NHPF Grabs Historic Hotel Covent in Chicago

The deal marks the organization's second SRO mixed-use asset acquisition in the Windy City.
2653 N. Clark St., Chicago

2653 N. Clark St., Chicago

Chicago—Not-for-profit organization The NHP Foundation has acquired the historic Hotel Covent, a mixed-use multifamily asset in Chicago’s vibrant Lincoln Park neighborhood. The company, which is dedicated to preserving and creating sustainable, service-enriched multifamily housing, purchased the building through a financial partnership with Community Investment Corp. (CIC) and the Chicago Community Loan Fund (CCLF), which lent NHPF $5 million and $2.2 million, respectively.

Located at 2653 N. Clark St., Hotel Covent was originally built back in the early 1900s and was initially attached to a 2,500-seat theater. The property now incorporates 64 single-resident occupancy (SRO) rooms, as well as seven ground-level retail storefronts and an 18,000-square-foot parking lot behind the building.

“The Hotel Covent acquisition presents another step in our mission to preserve quality affordable housing in key neighborhoods,” NHPF President & CEO Richard Burns said in a prepared statement. “From its unique history, to its desirable location and mixed-use/mixed-income potential, Hotel Covent will become an outstanding example of historic property restoration and optimal housing for low- and moderate-income individuals in Lincoln Park.”

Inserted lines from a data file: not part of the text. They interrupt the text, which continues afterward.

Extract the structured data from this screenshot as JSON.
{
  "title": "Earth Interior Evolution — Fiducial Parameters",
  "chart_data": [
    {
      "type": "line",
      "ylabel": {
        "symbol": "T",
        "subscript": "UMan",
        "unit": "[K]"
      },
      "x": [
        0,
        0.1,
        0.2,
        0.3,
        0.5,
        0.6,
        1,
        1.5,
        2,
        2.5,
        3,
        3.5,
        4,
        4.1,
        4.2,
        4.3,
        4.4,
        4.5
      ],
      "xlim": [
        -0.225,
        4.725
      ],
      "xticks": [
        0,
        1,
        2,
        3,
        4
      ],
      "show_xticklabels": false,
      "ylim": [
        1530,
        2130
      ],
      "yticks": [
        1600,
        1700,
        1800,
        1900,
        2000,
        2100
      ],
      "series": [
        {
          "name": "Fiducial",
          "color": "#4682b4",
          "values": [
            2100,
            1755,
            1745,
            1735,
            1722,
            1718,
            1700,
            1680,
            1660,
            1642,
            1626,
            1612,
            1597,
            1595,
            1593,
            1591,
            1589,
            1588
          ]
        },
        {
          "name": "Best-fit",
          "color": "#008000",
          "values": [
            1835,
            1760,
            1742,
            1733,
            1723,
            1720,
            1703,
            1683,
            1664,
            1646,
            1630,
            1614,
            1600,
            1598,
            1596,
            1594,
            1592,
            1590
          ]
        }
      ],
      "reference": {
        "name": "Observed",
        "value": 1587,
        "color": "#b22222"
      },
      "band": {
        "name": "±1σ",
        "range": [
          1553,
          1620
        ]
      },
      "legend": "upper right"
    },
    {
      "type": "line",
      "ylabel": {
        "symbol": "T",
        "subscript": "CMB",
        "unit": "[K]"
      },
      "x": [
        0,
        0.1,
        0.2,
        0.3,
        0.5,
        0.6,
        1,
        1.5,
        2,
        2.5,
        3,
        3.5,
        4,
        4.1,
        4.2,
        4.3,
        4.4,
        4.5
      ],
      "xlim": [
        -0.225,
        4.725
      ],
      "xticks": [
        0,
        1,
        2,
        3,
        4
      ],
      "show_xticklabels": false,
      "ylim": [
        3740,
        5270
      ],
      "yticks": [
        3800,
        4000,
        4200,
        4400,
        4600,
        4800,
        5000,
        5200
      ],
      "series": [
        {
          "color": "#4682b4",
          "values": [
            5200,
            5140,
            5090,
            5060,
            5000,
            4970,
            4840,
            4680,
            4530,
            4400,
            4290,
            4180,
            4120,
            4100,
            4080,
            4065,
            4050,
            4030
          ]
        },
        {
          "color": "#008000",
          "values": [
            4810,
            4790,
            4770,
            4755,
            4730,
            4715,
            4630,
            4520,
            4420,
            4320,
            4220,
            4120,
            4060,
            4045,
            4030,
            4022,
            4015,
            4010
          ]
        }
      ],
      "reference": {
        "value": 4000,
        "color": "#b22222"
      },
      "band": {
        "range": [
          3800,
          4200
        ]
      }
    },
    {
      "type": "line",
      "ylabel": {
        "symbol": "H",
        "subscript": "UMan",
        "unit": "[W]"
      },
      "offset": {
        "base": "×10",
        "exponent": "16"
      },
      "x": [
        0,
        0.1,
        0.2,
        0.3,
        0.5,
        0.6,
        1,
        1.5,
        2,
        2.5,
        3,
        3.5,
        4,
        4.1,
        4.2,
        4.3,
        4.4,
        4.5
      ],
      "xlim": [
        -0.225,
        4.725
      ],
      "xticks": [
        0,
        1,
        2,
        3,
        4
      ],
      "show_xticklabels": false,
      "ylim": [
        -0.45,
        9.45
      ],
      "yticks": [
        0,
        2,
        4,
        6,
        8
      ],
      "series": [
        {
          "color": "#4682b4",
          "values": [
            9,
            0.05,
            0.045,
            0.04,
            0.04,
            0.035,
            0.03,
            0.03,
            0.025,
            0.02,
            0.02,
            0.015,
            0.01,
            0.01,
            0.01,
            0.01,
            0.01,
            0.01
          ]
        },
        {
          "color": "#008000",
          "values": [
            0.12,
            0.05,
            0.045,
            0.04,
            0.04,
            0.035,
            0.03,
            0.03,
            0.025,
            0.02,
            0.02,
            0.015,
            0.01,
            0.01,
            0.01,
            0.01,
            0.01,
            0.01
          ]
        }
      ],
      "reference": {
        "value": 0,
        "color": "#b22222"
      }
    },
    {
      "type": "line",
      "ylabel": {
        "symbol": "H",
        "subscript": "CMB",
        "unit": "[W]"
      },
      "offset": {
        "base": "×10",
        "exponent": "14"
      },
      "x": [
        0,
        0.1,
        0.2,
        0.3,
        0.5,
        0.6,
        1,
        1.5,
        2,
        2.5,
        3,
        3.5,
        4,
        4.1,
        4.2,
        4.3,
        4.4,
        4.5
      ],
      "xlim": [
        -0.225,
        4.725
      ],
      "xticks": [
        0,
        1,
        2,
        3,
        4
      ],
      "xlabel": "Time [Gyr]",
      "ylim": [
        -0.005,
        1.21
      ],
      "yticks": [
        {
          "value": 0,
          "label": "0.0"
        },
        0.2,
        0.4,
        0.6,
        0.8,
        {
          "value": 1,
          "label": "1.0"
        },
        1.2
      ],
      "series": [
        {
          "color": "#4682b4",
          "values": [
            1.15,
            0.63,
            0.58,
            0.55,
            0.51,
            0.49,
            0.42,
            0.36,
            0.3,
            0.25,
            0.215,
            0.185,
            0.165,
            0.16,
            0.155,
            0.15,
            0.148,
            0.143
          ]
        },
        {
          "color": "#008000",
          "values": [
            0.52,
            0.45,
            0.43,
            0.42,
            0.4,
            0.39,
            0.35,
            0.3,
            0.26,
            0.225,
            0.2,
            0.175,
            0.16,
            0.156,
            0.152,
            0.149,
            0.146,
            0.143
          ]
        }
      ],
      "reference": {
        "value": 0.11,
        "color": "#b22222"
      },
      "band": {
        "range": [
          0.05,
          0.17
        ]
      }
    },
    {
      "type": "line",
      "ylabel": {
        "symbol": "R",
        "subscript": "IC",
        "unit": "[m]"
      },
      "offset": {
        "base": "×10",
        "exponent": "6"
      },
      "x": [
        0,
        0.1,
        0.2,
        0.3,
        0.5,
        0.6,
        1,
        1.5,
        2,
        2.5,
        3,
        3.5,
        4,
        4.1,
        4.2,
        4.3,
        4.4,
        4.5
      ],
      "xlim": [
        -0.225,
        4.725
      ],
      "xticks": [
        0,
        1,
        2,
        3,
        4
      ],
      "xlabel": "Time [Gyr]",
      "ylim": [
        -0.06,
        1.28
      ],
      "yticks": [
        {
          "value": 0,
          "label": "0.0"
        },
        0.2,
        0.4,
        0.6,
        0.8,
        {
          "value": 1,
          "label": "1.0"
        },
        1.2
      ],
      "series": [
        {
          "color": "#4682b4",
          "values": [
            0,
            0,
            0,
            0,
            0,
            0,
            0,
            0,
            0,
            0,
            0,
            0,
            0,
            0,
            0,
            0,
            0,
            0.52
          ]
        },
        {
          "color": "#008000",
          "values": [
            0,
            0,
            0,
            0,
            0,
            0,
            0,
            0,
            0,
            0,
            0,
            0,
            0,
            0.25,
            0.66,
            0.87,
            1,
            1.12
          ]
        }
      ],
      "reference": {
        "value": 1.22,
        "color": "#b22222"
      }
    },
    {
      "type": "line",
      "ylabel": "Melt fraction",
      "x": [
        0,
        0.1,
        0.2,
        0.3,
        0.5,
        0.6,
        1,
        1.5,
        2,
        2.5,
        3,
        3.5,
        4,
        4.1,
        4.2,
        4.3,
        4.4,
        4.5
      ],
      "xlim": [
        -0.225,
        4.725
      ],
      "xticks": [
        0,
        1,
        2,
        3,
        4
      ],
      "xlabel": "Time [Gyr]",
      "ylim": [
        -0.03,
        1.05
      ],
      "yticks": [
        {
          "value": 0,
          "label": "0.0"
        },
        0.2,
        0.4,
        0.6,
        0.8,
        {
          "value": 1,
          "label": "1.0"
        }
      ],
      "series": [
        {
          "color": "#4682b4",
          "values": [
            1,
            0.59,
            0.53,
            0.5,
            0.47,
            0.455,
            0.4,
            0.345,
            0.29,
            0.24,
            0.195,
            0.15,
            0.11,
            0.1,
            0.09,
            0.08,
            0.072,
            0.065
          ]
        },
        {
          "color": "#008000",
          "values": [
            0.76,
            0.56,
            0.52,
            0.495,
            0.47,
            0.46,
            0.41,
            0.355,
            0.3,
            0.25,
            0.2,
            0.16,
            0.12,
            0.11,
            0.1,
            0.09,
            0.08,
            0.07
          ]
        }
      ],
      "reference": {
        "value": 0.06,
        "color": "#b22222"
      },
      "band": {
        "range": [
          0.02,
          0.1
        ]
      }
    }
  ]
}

“SROs are a key component of the city’s affordable housing stock, especially in neighborhoods that are becoming less and less affordable to working people, seniors, people with disabilities and veterans,” added Curtis Smith, board president of ONE Northside, an organization working with Hotel Covent tenants.

The purchase of Hotel Covent represents NHPF’s second SRO mixed-use asset acquisition in the Windy City. The organization bought the 152 SRO-unit Mark Twain Hotel in the city’s Gold Coast neighborhood earlier this year. That property is currently being recapitalized and designed for renovation.